Shares in Lincoln National Corp. plunged yesterday following the Radnor insurance company's notice Friday that it had withdrawn its application for a program to sell debt with a federal guarantee.

Shares in Lincoln National Corp. plunged yesterday following the Radnor insurance company's notice Friday that it had withdrawn its application for a program to sell debt with a federal guarantee.

Lincoln's shares fell $3.96, or 38 percent, to $6.41 on the New York Stock Exchange.
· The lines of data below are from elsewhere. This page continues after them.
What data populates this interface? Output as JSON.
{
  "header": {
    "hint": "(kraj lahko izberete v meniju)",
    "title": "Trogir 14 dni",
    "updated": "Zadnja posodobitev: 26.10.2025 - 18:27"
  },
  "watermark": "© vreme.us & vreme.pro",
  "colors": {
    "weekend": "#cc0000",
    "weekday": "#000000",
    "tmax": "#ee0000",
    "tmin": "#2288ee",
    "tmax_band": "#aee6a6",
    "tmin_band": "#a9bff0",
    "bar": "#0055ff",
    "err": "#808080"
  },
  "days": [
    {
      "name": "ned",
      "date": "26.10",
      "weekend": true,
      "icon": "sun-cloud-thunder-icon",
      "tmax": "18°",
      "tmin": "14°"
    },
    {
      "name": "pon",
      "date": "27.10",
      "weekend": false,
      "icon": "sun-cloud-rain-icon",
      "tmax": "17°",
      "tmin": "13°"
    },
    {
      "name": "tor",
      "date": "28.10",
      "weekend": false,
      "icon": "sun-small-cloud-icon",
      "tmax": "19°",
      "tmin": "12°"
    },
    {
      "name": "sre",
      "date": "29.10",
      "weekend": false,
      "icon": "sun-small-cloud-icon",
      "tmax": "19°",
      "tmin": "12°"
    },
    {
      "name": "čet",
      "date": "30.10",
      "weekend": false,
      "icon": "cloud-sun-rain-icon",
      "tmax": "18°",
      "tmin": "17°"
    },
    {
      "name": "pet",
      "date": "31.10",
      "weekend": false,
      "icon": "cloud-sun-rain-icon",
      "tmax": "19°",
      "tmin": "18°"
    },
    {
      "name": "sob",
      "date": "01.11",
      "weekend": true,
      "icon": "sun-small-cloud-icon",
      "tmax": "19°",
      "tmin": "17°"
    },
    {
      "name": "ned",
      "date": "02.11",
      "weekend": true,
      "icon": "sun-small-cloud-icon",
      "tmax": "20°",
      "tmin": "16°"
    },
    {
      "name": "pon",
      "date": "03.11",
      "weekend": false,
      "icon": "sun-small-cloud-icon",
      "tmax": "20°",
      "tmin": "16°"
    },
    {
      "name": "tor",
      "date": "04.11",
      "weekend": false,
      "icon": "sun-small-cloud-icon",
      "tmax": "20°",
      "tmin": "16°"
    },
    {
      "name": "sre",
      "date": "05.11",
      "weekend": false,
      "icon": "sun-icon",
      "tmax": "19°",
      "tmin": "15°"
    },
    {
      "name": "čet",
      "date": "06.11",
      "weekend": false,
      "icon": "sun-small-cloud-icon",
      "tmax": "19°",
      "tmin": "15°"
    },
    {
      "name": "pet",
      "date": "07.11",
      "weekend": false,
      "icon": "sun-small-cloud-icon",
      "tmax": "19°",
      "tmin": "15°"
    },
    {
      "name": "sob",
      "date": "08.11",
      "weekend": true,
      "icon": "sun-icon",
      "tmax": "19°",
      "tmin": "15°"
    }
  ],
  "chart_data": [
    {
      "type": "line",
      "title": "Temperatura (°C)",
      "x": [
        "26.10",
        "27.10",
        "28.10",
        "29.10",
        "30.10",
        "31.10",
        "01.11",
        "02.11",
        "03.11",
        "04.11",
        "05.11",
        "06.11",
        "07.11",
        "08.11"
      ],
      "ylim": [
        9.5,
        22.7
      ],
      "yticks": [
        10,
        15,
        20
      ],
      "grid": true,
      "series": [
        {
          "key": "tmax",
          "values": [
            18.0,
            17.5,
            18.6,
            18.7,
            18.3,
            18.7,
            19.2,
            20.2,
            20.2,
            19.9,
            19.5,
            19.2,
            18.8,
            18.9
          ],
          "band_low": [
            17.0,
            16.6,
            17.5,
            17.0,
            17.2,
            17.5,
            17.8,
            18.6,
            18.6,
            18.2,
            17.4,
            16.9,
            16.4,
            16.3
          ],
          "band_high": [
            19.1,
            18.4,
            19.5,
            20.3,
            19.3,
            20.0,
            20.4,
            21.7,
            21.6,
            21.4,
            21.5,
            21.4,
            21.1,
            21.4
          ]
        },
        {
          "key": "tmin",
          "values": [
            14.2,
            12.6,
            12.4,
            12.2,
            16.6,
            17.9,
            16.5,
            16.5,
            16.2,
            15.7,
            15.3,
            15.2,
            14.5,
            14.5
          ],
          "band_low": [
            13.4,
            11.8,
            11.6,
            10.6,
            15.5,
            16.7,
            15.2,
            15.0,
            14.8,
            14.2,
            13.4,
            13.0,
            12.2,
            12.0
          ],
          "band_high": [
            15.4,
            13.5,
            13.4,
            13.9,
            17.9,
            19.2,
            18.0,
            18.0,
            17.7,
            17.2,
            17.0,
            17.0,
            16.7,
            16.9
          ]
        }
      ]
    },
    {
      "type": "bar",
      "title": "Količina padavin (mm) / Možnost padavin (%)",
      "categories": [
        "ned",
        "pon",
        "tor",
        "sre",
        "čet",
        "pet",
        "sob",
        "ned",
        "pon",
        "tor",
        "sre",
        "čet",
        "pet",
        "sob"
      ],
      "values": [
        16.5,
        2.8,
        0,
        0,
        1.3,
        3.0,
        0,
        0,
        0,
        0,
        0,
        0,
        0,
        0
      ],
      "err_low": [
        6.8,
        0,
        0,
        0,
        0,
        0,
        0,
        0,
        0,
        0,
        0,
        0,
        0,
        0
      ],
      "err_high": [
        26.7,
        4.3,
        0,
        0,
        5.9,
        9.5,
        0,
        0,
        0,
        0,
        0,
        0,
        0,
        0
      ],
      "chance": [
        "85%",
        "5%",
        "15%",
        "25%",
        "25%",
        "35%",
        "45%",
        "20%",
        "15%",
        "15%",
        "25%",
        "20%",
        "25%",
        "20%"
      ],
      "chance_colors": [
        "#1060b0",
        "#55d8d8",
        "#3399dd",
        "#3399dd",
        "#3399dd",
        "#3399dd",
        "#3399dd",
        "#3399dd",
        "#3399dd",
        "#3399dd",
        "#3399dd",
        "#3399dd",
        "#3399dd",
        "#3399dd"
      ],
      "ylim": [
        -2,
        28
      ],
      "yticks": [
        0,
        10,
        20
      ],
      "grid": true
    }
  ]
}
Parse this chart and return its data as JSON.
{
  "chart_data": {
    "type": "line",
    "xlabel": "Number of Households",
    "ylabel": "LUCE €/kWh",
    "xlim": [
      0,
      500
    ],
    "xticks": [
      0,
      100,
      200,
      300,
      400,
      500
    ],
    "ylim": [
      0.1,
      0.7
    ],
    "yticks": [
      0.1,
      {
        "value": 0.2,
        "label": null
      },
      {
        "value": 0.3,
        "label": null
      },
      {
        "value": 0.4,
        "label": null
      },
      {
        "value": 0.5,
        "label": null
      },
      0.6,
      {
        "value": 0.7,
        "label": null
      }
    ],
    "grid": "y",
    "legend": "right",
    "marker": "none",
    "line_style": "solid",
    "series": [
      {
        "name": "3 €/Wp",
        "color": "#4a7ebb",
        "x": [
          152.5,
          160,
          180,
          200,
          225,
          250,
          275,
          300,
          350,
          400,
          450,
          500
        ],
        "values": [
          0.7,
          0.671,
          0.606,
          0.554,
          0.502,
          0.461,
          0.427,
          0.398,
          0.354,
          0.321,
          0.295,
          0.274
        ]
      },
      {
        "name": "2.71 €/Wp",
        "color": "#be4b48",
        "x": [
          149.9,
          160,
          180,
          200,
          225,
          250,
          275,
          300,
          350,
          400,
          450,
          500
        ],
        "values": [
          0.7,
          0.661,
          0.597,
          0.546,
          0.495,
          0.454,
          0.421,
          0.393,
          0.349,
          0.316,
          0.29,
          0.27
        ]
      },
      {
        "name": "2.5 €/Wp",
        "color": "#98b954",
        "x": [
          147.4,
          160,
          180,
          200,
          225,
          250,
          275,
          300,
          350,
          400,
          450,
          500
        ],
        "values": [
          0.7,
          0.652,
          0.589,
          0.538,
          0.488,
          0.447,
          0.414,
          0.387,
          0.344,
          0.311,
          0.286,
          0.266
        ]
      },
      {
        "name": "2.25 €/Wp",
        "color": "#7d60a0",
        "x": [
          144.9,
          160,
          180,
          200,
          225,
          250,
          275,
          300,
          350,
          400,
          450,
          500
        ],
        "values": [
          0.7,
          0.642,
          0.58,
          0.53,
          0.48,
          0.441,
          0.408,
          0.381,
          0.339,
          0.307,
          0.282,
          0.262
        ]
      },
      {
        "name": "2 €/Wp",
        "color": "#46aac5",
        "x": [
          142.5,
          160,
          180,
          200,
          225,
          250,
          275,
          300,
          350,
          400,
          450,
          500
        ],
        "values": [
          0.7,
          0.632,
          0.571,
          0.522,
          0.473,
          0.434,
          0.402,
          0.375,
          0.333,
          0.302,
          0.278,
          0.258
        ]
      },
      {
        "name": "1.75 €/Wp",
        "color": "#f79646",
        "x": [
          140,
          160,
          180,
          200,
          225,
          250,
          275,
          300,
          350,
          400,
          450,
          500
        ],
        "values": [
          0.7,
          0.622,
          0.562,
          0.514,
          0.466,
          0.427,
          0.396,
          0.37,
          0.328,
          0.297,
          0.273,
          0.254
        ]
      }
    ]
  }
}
Since mid-September, they are down 87 percent on worries about the company's mounting investment losses.

Like several other life insurance companies, Lincoln bought a small savings and loan in order to qualify for federal bailout efforts, including the U.S. Treasury's Troubled Asset Relief Program and the Federal Deposit Insurance Corp.'s Temporary Liquidity Guarantee Program.

Lincoln said late Friday in a regulatory filing: "We do not believe that we qualify under the current provisions of the TLGP." In its annual financial filing with the Securities and Exchange Commission last month, Lincoln said that if it qualified, it could raise up to $793 million by selling debt guaranteed by the FDIC.

That would have been a huge help for a company that has $500 million in previous debt due next month and is facing higher costs in the credit markets because of ratings downgrades.

Lincoln gave no further explanation for its withdrawal.

Brian Alprin, a partner in the Washington office of Duane Morris L.L.P., said the FDIC program allows banks to issue a certain amount of guaranteed debt based on historical debt levels.

For new banks, like Lincoln, the allowable amount has to be arrived at through discussions with the FDIC, according to Alprin, who said he had no specific knowledge about Lincoln. It may be that those discussions did not go well, Alprin said.

Separately, Lincoln said that it had struck a deal with a Goldman Sachs Group Inc. subsidiary to reinsure certain life insurance policies. The reinsursance shifts risk from Lincoln to Goldman, which will free $240 million of the capital Lincoln must keep to cover potential losses.